Die vier Herren saßen nach dem Souper auf der breiten Terrasse des Landhauses. Aus dem Garten herauf strich ein sommerlicher Duft. Jeder hatte sein Maiweinglas vor sich. Ab und zu kam lautlos der wohlerzogene Diener und füllte die grünen Kelche. Viel hatte er aber damit nicht zu thun, denn drei von den Vieren waren gewitzigte Lebemänner, die den Genuss durch Maßhalten zu erhöhen verstanden. Nur der Vierte, ein lebhafter junger Mensch, übernahm sich ein wenig im Trinken und Reden.

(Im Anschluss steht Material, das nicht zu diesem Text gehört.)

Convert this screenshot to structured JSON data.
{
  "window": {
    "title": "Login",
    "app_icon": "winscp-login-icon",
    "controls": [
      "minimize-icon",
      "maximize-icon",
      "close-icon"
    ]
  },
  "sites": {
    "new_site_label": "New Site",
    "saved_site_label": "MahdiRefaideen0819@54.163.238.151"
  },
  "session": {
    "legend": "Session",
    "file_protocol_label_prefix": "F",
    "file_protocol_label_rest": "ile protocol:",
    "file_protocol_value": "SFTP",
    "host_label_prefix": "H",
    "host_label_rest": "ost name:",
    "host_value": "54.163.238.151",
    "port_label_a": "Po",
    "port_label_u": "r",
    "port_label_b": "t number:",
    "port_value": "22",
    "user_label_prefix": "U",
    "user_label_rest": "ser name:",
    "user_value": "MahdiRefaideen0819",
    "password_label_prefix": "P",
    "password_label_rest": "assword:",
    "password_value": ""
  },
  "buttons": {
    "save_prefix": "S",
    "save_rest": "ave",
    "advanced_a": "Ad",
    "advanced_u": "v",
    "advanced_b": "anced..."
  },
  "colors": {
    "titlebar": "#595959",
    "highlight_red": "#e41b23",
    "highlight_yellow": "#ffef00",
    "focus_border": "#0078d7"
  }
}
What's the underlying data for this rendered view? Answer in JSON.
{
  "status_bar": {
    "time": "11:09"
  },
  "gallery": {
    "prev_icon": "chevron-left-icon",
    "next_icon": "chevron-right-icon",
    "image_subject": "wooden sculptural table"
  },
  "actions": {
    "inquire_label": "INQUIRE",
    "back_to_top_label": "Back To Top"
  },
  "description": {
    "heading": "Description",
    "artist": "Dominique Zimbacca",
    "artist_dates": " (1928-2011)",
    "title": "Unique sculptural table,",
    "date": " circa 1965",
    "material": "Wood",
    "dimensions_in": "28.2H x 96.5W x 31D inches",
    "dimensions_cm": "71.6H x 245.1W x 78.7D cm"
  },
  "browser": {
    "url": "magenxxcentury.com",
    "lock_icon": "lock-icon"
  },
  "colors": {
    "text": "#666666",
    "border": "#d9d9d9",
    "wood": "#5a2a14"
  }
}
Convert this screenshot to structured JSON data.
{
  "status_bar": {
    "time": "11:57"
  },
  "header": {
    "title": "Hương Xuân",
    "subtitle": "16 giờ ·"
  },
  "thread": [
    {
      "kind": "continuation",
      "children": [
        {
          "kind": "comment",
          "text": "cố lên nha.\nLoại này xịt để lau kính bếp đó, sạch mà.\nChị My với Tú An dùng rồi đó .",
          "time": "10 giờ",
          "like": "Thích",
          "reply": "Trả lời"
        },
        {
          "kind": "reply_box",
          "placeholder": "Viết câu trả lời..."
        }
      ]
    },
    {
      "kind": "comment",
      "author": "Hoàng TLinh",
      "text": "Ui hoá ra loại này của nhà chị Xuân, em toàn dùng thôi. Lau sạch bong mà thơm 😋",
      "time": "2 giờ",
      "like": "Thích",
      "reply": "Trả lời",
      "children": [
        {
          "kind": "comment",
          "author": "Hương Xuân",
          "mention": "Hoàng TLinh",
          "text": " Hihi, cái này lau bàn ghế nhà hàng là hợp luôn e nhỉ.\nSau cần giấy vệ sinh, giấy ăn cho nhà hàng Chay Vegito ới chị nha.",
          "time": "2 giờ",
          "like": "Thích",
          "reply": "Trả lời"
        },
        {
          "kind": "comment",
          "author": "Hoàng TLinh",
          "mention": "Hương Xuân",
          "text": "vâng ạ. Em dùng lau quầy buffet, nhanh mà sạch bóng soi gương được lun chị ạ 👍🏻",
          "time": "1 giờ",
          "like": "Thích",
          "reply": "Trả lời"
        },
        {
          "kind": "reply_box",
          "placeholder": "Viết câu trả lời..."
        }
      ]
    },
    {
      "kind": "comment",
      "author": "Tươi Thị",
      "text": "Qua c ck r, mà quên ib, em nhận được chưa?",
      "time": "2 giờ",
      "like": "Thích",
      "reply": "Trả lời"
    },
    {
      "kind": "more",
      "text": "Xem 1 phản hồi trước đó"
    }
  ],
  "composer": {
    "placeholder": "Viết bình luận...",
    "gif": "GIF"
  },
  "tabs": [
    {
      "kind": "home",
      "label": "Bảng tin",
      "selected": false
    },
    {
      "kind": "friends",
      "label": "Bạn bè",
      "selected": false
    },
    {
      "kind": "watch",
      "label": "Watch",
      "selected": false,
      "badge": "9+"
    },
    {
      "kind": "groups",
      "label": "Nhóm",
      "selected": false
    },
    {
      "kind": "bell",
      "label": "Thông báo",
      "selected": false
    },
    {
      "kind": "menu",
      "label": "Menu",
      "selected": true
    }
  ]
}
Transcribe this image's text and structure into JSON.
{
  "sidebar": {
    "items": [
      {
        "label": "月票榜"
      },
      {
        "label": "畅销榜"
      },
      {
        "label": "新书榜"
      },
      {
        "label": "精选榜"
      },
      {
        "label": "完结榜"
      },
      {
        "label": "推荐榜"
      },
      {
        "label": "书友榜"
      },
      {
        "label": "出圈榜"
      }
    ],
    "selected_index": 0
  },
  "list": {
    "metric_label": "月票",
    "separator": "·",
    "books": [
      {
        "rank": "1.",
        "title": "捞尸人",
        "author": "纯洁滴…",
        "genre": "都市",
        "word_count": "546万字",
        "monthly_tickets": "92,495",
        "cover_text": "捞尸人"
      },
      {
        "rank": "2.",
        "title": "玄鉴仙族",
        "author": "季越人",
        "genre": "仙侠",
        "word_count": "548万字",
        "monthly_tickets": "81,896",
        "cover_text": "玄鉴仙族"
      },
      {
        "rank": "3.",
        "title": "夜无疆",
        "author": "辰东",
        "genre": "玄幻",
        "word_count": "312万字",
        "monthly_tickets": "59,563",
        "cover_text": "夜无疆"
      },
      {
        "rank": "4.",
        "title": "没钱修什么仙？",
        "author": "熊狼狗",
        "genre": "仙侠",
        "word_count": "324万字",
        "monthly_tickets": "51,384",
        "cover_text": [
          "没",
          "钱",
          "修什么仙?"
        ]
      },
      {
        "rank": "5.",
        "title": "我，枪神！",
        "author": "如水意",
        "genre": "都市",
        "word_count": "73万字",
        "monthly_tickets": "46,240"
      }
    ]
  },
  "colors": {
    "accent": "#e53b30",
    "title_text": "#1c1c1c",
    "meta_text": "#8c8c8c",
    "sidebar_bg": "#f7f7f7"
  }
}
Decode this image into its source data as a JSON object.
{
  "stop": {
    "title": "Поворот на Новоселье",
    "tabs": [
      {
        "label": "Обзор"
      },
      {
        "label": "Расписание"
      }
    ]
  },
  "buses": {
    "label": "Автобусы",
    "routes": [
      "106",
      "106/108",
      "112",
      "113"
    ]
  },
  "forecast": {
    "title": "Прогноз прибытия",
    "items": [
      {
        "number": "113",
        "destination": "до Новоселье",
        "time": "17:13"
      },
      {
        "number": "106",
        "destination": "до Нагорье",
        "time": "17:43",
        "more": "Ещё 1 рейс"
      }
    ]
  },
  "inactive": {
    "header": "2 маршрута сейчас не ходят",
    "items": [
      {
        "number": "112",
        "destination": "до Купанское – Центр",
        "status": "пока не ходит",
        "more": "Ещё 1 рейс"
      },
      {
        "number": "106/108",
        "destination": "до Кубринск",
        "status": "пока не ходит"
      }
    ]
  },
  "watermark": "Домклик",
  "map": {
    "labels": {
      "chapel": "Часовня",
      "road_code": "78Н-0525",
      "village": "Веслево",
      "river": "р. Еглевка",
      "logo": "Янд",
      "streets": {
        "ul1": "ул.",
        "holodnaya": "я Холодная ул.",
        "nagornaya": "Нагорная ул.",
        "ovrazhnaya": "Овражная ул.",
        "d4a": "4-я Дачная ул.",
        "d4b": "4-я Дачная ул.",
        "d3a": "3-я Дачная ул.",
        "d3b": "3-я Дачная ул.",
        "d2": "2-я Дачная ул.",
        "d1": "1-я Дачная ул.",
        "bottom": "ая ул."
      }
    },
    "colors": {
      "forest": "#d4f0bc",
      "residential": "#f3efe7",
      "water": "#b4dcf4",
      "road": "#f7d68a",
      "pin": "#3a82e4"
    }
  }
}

Und wie immer, wenn Herren unter sich sind, kam das Gespräch auf die Frauen oder – wie man nach dem Souper aufgeknöpfter zu sagen pflegt – auf die Weiber. Der lebhafte junge Mensch tat sich besonders hervor durch die Erzählung sehr brauner Anekdoten. Anfangs lachten die Anderen dazu. Allmählich wurden ihnen aber diese Scherze zu bunt und zu derb.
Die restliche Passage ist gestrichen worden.